Any ruling that favored North Pontotoc would have opened the doors of prayer from every religion to be heard by the students of North Pontotoc. Admittedly, there are not a great many different religions practiced in Pontotoc County, but there are more than most people realize. I have yet to meet any Pontotoc County Christian who wants their offspring listening to or participating in prayers offered to a non-Christian god.
It is time for citizens who, in the name of Religious Freedom, support School Prayer to admit that the only prayer they support is Christian prayer. If these citizens desire the School to be an extension of the Church, then theirs is the right to establish private, religious schools to propagate their belief. Otherwise, I encourage them to continue religious training in the two institutions sanctioned by God, the Home and the Church. Sadly, the average Christian is unwilling to share his faith with others and expects the Church (and for some the School) to take up his slack.
As to Murray's statement "Our children can pray in the schools," I challenge him or any other person to submit proof that the case has ever been otherwise. Prayer will always be a communication between God and an individual. Are we to believe that silent prayer was once usurped by a court that found for his own mother's lawsuit? Given the amount of time Jesus committed to personal prayer and His emphasis upon prayers being expressed from the heart rather than to be seen of men, I am led to question the true motives of some supporters of School Prayer.
Concerning political spokespersons at the recent gathering, the Northeast Mississippi Daily Journal credits Congressman Roger Wicker with the following. "In Pontotoc, 99% of the community wanted school prayer, and yet a heckler or two were allowed to veto the will of the vast majority."
If the quote is correct, then this is a good example of a politician distorting the truth. Really now, 99%? That implies 99% of the residents are Christian. Even if his figure were accurate, you could not even get 99% of the Christians to agree on a definition of school prayer, especially with Baptists forming the majority in Pontotoc County.

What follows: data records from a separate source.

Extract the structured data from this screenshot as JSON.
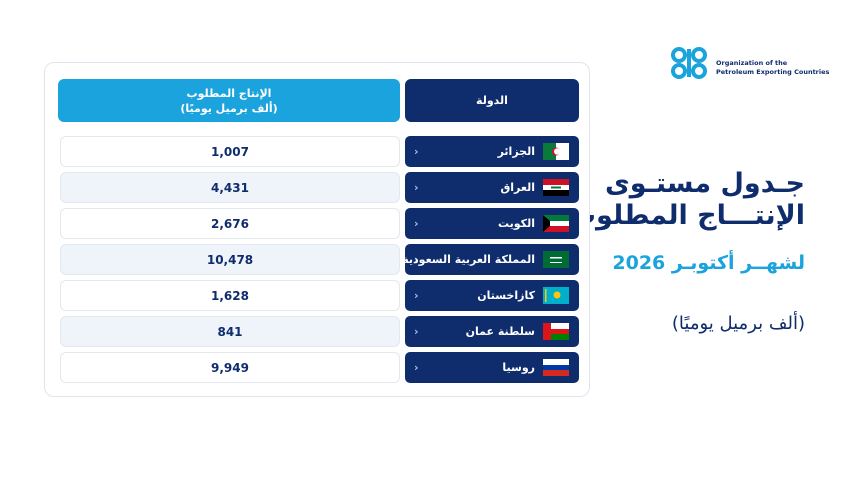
{
  "logo": {
    "line1": "Organization of the",
    "line2": "Petroleum Exporting Countries"
  },
  "header": {
    "title_line1": "جـدول مستـوى",
    "title_line2": "الإنتـــاج المطلوب",
    "subtitle": "لشهــر  أكتوبـر 2026",
    "unit": "(ألف برميل يوميًا)"
  },
  "table": {
    "columns": [
      {
        "label": "الدولة"
      },
      {
        "label": "الإنتاج المطلوب",
        "sublabel": "(ألف برميل يوميًا)"
      }
    ],
    "rows": [
      [
        "الجزائر",
        "1,007"
      ],
      [
        "العراق",
        "4,431"
      ],
      [
        "الكويت",
        "2,676"
      ],
      [
        "المملكة العربية السعودية",
        "10,478"
      ],
      [
        "كازاخستان",
        "1,628"
      ],
      [
        "سلطنة عمان",
        "841"
      ],
      [
        "روسيا",
        "9,949"
      ]
    ]
  }
}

I am more than a little surprised that a politician would be supportive of civil disobedience, as exemplified by North Pontotoc School authorities prior to the Herdahl suit. However, I do admire the political skill of Congressman Wicker in the use of the word heckler rather than minority. Ms. Herdahl represented a minority, not a heckler, but the congressman is smart enough to know Pontotoc County, along with the rest of his congressional district, has enough minority groups that he might lose some support if he spoke the wrong word.

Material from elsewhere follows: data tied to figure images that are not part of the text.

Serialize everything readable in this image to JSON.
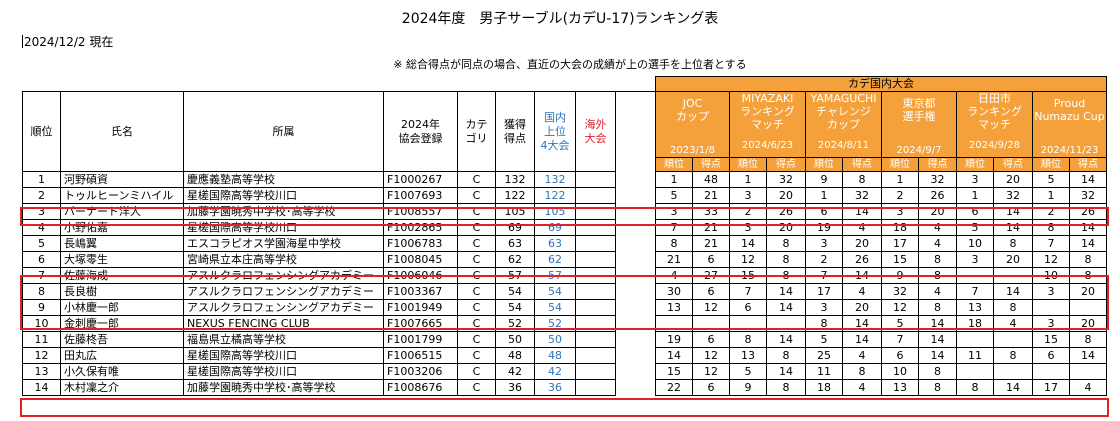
{
  "title": "2024年度　男子サーブル(カデU-17)ランキング表",
  "date": "2024/12/2 現在",
  "note": "※ 総合得点が同点の場合、直近の大会の成績が上の選手を上位者とする",
  "headers": {
    "rank": "順位",
    "name": "氏名",
    "affiliation": "所属",
    "reg_line1": "2024年",
    "reg_line2": "協会登録",
    "cat_line1": "カテ",
    "cat_line2": "ゴリ",
    "points_line1": "獲得",
    "points_line2": "得点",
    "domestic_line1": "国内",
    "domestic_line2": "上位",
    "domestic_line3": "4大会",
    "overseas_line1": "海外",
    "overseas_line2": "大会",
    "domestic_group": "カデ国内大会",
    "sub_rank": "順位",
    "sub_points": "得点"
  },
  "events": [
    {
      "line1": "JOC",
      "line2": "カップ",
      "line3": "",
      "date": "2023/1/8"
    },
    {
      "line1": "MIYAZAKI",
      "line2": "ランキング",
      "line3": "マッチ",
      "date": "2024/6/23"
    },
    {
      "line1": "YAMAGUCHI",
      "line2": "チャレンジ",
      "line3": "カップ",
      "date": "2024/8/11"
    },
    {
      "line1": "東京都",
      "line2": "選手権",
      "line3": "",
      "date": "2024/9/7"
    },
    {
      "line1": "日田市",
      "line2": "ランキング",
      "line3": "マッチ",
      "date": "2024/9/28"
    },
    {
      "line1": "Proud",
      "line2": "Numazu Cup",
      "line3": "",
      "date": "2024/11/23"
    }
  ],
  "rows": [
    {
      "rank": "1",
      "name": "河野碩資",
      "aff": "慶應義塾高等学校",
      "reg": "F1000267",
      "cat": "C",
      "pts": "132",
      "dom": "132",
      "res": [
        "1",
        "48",
        "1",
        "32",
        "9",
        "8",
        "1",
        "32",
        "3",
        "20",
        "5",
        "14"
      ]
    },
    {
      "rank": "2",
      "name": "トゥルヒーンミハイル",
      "aff": "星槎国際高等学校川口",
      "reg": "F1007693",
      "cat": "C",
      "pts": "122",
      "dom": "122",
      "res": [
        "5",
        "21",
        "3",
        "20",
        "1",
        "32",
        "2",
        "26",
        "1",
        "32",
        "1",
        "32"
      ]
    },
    {
      "rank": "3",
      "name": "バーナード洋人",
      "aff": "加藤学園暁秀中学校･高等学校",
      "reg": "F1008557",
      "cat": "C",
      "pts": "105",
      "dom": "105",
      "res": [
        "3",
        "33",
        "2",
        "26",
        "6",
        "14",
        "3",
        "20",
        "6",
        "14",
        "2",
        "26"
      ]
    },
    {
      "rank": "4",
      "name": "小野佑嘉",
      "aff": "星槎国際高等学校川口",
      "reg": "F1002865",
      "cat": "C",
      "pts": "69",
      "dom": "69",
      "res": [
        "7",
        "21",
        "3",
        "20",
        "19",
        "4",
        "18",
        "4",
        "5",
        "14",
        "8",
        "14"
      ]
    },
    {
      "rank": "5",
      "name": "長嶋翼",
      "aff": "エスコラピオス学園海星中学校",
      "reg": "F1006783",
      "cat": "C",
      "pts": "63",
      "dom": "63",
      "res": [
        "8",
        "21",
        "14",
        "8",
        "3",
        "20",
        "17",
        "4",
        "10",
        "8",
        "7",
        "14"
      ]
    },
    {
      "rank": "6",
      "name": "大塚零生",
      "aff": "宮崎県立本庄高等学校",
      "reg": "F1008045",
      "cat": "C",
      "pts": "62",
      "dom": "62",
      "res": [
        "21",
        "6",
        "12",
        "8",
        "2",
        "26",
        "15",
        "8",
        "3",
        "20",
        "12",
        "8"
      ]
    },
    {
      "rank": "7",
      "name": "佐藤海成",
      "aff": "アスルクラロフェンシングアカデミー",
      "reg": "F1006046",
      "cat": "C",
      "pts": "57",
      "dom": "57",
      "res": [
        "4",
        "27",
        "15",
        "8",
        "7",
        "14",
        "9",
        "8",
        "",
        "",
        "10",
        "8"
      ]
    },
    {
      "rank": "8",
      "name": "長良樹",
      "aff": "アスルクラロフェンシングアカデミー",
      "reg": "F1003367",
      "cat": "C",
      "pts": "54",
      "dom": "54",
      "res": [
        "30",
        "6",
        "7",
        "14",
        "17",
        "4",
        "32",
        "4",
        "7",
        "14",
        "3",
        "20"
      ]
    },
    {
      "rank": "9",
      "name": "小林慶一郎",
      "aff": "アスルクラロフェンシングアカデミー",
      "reg": "F1001949",
      "cat": "C",
      "pts": "54",
      "dom": "54",
      "res": [
        "13",
        "12",
        "6",
        "14",
        "3",
        "20",
        "12",
        "8",
        "13",
        "8",
        "",
        ""
      ]
    },
    {
      "rank": "10",
      "name": "金刺慶一郎",
      "aff": "NEXUS FENCING CLUB",
      "reg": "F1007665",
      "cat": "C",
      "pts": "52",
      "dom": "52",
      "res": [
        "",
        "",
        "",
        "",
        "8",
        "14",
        "5",
        "14",
        "18",
        "4",
        "3",
        "20"
      ]
    },
    {
      "rank": "11",
      "name": "佐藤柊吾",
      "aff": "福島県立橘高等学校",
      "reg": "F1001799",
      "cat": "C",
      "pts": "50",
      "dom": "50",
      "res": [
        "19",
        "6",
        "8",
        "14",
        "5",
        "14",
        "7",
        "14",
        "",
        "",
        "15",
        "8"
      ]
    },
    {
      "rank": "12",
      "name": "田丸広",
      "aff": "星槎国際高等学校川口",
      "reg": "F1006515",
      "cat": "C",
      "pts": "48",
      "dom": "48",
      "res": [
        "14",
        "12",
        "13",
        "8",
        "25",
        "4",
        "6",
        "14",
        "11",
        "8",
        "6",
        "14"
      ]
    },
    {
      "rank": "13",
      "name": "小久保有唯",
      "aff": "星槎国際高等学校川口",
      "reg": "F1003206",
      "cat": "C",
      "pts": "42",
      "dom": "42",
      "res": [
        "15",
        "12",
        "5",
        "14",
        "11",
        "8",
        "10",
        "8",
        "",
        "",
        "",
        ""
      ]
    },
    {
      "rank": "14",
      "name": "木村凜之介",
      "aff": "加藤学園暁秀中学校･高等学校",
      "reg": "F1008676",
      "cat": "C",
      "pts": "36",
      "dom": "36",
      "res": [
        "22",
        "6",
        "9",
        "8",
        "18",
        "4",
        "13",
        "8",
        "8",
        "14",
        "17",
        "4"
      ]
    }
  ]
}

The congressman's statement that one or two were allowed to veto the will of the vast majority, should suffice as grounds to question his legislative qualifications. Veto is a legislative option largely reserved for the chief executive to help control rash political action by the legislature. Ms. Herdahl could not and did not veto the will of any group, rather she sought recourse to right a wrong using the very legal system that the congressman has sworn to uphold in both his law practice and his congressional service.
I am neither a lawyer, nor a student of constitutional law, but I must ask, when has our nation empowered the "vast majority," with the mandate to trample upon the rights of the minority, however small the minority may be? I understand the principle of majority rule as well as the next citizen, yet I have not lost sight of the fact that unrestrained majority rule is nothing less than tyranny by the majority. Individuals bent on waving the banner of majority rule, should remember an adage of American jurisprudence, "The rights of one individual end where those of another begin." Whenever this nation ceases to respect the rights of minorities, then we will no longer be a democracy.